The etiology of conjunctivitis includes bacterial conjunctivitis, viral conjunctivitis, allergic conjunctivitis, and neonatal conjunctivitis (ophthalmia neonatorum). Symptoms include clearer watery discharge with an allergic process or viral conjunctivitis, and stringy white mucus with allergic or viral infections and yellow purulent discharge. Preauricular adenopathy is seen with most viral infections including herpesvirus and adenovirus. Treatment options include Gram stain and culture of purulent discharge if bacterial etiology is considered, warm compresses, antibiotic ointment or drops if considering bacterial conjunctivitis, antiviral therapy if herpes likely, and meticulous hygiene.

Uveitis

Uveitis is the inflammation of the uvea. The uvea consist of the iris, ciliary body, and choroid. Uveitis is classified anatomically into anterior, intermediate, posterior, and panuveitis forms.
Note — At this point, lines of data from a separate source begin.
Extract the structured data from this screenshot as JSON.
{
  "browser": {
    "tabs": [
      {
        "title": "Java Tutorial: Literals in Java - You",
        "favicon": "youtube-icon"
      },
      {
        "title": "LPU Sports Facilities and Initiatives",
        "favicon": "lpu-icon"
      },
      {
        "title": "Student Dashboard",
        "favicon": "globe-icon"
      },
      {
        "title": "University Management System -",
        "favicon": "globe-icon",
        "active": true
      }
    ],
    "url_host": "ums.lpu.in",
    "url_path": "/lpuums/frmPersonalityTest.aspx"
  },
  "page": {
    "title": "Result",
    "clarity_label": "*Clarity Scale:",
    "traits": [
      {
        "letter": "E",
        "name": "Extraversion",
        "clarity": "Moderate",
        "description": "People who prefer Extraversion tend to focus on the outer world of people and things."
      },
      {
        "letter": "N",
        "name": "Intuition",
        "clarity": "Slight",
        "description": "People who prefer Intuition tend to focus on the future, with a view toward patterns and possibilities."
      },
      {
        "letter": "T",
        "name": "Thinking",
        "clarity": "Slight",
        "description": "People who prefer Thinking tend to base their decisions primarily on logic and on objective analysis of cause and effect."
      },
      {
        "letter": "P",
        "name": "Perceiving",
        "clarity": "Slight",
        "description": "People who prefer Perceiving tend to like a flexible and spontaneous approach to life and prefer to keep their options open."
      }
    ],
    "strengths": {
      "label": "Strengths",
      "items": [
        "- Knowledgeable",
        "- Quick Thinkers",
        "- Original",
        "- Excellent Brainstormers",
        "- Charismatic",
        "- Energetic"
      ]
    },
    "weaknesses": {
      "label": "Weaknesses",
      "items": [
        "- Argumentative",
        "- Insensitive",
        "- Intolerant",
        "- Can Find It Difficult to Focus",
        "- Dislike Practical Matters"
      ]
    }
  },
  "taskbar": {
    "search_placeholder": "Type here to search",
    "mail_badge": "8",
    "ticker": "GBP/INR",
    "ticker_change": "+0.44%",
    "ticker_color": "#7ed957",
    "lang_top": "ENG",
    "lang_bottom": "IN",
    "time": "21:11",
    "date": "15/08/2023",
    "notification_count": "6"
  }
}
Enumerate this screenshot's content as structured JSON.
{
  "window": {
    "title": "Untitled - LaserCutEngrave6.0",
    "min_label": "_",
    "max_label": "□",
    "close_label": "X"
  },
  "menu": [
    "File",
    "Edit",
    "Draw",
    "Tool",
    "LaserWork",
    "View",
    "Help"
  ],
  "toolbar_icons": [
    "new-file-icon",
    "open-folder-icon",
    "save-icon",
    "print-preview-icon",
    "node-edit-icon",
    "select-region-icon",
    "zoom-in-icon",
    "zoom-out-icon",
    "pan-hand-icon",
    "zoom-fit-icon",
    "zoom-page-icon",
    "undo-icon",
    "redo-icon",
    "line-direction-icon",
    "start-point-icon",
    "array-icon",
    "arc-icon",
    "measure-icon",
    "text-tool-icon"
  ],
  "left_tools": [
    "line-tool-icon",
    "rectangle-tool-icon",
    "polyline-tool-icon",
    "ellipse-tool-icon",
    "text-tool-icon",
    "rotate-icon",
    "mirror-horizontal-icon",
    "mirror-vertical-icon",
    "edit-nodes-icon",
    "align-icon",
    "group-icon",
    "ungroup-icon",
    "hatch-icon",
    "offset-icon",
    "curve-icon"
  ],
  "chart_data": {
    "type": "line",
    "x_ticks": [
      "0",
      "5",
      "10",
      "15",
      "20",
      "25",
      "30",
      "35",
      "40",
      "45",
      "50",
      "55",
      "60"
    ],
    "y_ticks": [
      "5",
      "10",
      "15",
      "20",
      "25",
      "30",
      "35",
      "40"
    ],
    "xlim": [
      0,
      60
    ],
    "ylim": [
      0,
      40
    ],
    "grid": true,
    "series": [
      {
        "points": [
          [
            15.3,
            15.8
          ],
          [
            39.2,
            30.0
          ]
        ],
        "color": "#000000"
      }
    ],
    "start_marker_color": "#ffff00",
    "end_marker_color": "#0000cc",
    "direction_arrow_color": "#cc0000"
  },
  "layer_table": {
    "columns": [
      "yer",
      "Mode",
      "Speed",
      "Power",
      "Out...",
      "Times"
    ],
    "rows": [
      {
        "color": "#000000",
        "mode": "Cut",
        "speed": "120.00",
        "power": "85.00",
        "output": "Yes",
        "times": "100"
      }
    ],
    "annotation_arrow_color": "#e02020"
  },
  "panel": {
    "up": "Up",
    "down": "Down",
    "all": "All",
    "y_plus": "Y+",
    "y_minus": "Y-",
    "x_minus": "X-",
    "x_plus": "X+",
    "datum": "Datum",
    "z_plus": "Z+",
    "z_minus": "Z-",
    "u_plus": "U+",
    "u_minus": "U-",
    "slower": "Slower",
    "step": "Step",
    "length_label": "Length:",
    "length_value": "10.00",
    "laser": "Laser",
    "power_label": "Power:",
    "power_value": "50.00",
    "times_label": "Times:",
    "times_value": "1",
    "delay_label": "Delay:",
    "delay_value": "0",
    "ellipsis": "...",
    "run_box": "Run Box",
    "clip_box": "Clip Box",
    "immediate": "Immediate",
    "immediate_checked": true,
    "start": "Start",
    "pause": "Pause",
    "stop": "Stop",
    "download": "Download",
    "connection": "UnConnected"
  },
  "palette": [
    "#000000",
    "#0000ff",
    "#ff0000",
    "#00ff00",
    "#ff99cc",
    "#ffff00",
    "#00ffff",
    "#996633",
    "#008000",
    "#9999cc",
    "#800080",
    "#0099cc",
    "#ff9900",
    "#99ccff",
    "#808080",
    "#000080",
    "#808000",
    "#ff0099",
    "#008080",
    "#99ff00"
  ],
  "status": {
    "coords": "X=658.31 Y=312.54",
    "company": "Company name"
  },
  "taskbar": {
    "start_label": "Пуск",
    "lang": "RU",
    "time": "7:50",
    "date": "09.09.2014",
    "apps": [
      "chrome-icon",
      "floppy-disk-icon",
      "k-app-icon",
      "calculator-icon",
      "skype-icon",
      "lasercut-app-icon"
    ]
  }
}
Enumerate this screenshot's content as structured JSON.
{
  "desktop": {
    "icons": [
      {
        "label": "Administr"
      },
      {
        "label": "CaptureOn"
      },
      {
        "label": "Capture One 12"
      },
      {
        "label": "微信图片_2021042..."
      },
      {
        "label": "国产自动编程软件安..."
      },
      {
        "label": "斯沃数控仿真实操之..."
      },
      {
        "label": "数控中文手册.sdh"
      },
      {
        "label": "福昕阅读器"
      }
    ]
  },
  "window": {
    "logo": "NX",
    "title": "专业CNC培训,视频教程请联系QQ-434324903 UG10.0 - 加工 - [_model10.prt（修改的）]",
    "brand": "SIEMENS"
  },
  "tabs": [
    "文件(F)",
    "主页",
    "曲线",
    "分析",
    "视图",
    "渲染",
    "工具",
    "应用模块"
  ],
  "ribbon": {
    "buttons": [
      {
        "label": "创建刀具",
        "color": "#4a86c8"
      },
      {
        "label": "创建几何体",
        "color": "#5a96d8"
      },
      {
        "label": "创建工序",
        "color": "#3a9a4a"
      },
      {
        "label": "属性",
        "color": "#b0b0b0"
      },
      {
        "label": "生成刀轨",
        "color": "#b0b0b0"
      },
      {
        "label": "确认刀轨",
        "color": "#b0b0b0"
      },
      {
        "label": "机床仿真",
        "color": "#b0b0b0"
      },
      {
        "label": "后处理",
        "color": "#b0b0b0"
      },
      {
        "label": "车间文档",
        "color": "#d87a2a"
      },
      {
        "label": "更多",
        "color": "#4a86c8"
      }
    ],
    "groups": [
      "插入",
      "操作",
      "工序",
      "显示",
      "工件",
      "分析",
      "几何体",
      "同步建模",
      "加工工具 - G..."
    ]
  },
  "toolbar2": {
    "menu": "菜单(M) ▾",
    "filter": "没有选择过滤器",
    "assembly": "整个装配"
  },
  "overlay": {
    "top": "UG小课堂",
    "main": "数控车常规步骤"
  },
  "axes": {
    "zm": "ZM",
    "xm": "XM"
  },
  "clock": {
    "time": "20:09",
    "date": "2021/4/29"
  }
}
Anterior uveitis is the most common form and is known as inflammation of the anterior chamber in iris. It is also known as iritis or iridocyclitis. Iritis is most commonly caused by trauma and uveitis can be caused by autoimmune diseases, surgery, or infections. Symptoms and signs include: an irregular pupil, decreased visual acuity, ocular pain, blurred vision, headaches, injected sclera, and cells and flare in the anterior chamber seen on slit lamp examination (cells appear like dust particles seen through a movie projector beam and flare appears to be smoke moving through a movie projector beam). Photophobia is a hallmark symptom because light causes the iris to move and if the iris is inflamed then this causes pain. Treatment includes analgesics, treating the infection if present, mydriatics, and consider steroids with an ophthalmology consult.